Segunda viñeta~ Gracias a las personas que siguen a la historia y a los que comentaron.
De acercamientos y venganzas...
Hermione apretó sus labios, en un desesperado intento de no romper a reír, y fulminó con la mirada a los gemelos, George tuvo el descaro de guiñarle un ojo antes de seguir relatando una graciosa anécdota que vivieron con Ronald mientras Fred sonreía y hacía payasadas alegando ser el 'dueño' de la broma. Ginny se carcajeaba con abierta diversión y Ron se sonrojaba a cada segundo que pasaba, interviniendo solo para dar su visión de las cosas.

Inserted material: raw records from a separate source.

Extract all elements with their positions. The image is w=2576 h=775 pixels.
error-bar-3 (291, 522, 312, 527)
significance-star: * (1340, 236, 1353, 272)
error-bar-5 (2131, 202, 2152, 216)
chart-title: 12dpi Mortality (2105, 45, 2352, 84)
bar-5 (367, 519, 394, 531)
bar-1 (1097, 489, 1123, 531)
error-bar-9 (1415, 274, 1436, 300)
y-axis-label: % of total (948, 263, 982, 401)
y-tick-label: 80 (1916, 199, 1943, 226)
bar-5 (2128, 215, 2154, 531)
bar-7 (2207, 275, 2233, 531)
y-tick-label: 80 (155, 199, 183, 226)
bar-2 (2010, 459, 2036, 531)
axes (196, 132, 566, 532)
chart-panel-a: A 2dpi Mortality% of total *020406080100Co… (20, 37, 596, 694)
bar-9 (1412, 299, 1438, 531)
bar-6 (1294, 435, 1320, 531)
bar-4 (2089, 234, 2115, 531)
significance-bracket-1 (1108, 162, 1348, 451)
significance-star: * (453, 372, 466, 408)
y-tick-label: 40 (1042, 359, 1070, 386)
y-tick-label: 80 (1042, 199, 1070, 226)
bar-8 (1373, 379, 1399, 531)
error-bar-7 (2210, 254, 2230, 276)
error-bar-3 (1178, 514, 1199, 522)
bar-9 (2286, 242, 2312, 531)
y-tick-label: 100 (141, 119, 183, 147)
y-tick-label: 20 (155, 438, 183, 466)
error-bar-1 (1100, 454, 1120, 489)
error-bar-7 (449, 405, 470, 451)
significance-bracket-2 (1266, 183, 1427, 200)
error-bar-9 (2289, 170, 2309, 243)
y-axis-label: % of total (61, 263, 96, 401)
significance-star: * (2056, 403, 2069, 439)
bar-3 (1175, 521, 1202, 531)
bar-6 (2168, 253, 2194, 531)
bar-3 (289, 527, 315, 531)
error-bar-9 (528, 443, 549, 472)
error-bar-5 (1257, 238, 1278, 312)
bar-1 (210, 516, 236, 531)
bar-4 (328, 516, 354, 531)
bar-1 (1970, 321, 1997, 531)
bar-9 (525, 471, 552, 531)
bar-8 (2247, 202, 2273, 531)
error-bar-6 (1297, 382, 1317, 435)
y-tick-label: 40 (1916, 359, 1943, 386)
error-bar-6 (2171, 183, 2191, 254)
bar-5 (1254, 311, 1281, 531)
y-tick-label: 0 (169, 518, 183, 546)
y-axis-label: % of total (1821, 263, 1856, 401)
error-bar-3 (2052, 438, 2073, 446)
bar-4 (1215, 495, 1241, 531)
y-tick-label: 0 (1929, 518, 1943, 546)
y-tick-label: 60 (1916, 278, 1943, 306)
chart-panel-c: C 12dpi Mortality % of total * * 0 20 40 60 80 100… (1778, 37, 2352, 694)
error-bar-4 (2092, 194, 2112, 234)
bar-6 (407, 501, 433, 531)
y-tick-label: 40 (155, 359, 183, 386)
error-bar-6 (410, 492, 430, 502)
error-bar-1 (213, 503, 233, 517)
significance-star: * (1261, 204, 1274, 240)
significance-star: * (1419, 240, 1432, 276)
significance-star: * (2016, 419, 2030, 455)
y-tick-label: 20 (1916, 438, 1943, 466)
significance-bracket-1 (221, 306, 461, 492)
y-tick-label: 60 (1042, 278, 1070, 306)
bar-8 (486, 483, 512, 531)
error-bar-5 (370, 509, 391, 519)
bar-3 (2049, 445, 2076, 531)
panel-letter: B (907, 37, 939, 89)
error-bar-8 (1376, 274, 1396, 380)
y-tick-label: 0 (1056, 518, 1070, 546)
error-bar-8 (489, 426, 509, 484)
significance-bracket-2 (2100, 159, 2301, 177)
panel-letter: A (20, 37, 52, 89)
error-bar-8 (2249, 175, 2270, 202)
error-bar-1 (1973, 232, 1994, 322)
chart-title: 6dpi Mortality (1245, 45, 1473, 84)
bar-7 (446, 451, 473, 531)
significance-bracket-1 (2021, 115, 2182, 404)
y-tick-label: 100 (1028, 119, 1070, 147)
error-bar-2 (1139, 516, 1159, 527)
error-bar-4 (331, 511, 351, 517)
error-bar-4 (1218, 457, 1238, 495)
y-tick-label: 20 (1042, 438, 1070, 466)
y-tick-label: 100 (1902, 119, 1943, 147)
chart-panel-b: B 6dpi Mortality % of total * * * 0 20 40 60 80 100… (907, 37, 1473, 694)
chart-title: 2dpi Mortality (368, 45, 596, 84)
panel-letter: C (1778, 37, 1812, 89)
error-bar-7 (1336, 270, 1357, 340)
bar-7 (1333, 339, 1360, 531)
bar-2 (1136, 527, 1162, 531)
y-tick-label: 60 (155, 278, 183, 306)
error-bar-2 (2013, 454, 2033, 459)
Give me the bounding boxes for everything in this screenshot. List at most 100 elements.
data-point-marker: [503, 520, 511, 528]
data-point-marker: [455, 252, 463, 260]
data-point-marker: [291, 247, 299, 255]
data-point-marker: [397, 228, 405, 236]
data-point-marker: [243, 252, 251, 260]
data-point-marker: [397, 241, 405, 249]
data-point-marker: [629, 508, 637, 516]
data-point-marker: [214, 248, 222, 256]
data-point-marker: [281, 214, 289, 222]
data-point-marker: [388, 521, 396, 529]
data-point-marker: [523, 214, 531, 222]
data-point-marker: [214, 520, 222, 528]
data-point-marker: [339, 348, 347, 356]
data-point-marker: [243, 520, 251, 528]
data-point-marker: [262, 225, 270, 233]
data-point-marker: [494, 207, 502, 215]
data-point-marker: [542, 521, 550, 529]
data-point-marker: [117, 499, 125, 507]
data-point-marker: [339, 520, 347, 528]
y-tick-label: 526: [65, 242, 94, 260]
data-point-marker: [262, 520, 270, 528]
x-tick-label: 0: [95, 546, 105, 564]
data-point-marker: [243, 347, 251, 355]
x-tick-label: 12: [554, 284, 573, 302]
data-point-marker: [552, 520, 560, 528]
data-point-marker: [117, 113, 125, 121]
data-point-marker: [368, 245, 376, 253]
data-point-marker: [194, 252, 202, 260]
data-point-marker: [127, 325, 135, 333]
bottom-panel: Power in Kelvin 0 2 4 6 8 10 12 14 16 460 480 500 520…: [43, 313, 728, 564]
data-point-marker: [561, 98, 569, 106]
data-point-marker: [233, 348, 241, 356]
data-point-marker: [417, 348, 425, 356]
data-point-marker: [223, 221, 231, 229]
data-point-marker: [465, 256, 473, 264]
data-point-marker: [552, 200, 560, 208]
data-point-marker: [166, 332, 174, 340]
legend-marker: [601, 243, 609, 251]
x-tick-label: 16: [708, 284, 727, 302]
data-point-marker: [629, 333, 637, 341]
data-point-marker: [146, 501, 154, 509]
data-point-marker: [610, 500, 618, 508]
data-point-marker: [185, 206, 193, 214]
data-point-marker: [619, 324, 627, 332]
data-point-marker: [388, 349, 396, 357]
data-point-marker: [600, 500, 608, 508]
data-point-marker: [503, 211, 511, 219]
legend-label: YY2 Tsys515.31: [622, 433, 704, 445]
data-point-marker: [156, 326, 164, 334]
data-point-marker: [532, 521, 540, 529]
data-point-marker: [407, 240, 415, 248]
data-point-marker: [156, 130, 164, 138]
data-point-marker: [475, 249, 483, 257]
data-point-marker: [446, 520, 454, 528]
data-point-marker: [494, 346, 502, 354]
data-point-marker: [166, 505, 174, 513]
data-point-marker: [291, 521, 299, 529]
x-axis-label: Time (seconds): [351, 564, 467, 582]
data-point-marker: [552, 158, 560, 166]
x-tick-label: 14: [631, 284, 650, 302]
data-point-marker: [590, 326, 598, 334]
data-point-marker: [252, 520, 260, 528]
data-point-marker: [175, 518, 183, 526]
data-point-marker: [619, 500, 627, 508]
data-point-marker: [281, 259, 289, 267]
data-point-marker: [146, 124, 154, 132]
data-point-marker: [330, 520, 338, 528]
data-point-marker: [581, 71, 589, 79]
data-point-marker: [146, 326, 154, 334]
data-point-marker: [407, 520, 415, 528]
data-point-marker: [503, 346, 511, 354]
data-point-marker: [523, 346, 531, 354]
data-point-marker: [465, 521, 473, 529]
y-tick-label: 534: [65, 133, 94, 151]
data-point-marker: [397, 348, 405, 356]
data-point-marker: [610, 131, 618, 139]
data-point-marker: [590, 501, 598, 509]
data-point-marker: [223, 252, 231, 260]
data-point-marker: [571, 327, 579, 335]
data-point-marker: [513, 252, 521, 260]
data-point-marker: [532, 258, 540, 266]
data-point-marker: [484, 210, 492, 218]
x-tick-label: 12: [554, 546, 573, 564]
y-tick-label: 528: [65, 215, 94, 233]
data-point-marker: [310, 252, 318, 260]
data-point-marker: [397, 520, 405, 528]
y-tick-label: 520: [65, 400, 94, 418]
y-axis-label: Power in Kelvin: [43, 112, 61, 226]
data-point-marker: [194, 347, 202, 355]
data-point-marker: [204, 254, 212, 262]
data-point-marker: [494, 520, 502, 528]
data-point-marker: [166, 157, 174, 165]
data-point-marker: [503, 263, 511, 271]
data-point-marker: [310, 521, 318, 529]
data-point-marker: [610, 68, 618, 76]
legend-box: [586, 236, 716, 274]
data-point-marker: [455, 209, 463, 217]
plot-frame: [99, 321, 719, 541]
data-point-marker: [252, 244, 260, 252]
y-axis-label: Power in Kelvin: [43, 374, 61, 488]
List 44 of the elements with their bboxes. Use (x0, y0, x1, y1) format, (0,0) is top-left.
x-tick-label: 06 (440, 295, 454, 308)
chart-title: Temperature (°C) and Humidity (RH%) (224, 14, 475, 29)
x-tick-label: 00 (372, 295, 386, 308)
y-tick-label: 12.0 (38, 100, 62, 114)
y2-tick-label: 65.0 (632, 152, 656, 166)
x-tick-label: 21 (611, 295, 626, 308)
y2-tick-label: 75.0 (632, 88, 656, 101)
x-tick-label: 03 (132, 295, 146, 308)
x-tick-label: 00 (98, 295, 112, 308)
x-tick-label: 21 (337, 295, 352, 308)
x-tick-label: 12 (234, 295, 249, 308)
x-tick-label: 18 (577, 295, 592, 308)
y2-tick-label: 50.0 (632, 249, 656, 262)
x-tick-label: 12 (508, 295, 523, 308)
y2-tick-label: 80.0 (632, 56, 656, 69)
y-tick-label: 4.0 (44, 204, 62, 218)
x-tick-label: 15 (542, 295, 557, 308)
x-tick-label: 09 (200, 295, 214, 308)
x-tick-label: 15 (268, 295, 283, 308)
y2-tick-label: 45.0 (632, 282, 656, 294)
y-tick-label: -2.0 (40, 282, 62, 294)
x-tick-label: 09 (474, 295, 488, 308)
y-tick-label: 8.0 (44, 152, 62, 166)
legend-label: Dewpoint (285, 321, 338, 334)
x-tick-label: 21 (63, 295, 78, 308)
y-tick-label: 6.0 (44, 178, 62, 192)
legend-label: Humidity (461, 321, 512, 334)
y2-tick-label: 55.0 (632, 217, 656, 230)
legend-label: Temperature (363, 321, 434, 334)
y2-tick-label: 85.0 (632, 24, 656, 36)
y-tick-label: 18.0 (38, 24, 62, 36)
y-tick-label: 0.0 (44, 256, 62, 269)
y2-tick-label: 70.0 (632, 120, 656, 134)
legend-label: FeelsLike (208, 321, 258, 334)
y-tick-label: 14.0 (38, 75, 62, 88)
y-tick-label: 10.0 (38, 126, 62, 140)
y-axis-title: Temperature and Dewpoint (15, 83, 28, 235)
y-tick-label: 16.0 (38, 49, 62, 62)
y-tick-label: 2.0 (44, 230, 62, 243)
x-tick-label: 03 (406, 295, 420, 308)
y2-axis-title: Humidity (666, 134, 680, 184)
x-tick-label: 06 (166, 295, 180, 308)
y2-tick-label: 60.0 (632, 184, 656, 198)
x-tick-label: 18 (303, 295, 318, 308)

Sintiéndose aturdida se preguntó si estaba sonrojada cuando George dejó de hablar para mover un mechón de su cabello que se interponía en su visión, Ginny miró la acción boquiabierta y Ron entornó sus ojos, pero él simplemente siguió relatando su historia como si nada hubiese sucedido. Como si la yema de sus dedos no se hubiese deslizado por su mejilla haciendo que se estremeciera. Hermione parpadeó y miró con torpeza a Fred quien aumentó su sonrisa y lamió sus labios. Ahora, con certeza, estaba tan roja como tomate. Levantándose de golpe, se excusó con torpeza y salió de la habitación lo más rápido posible.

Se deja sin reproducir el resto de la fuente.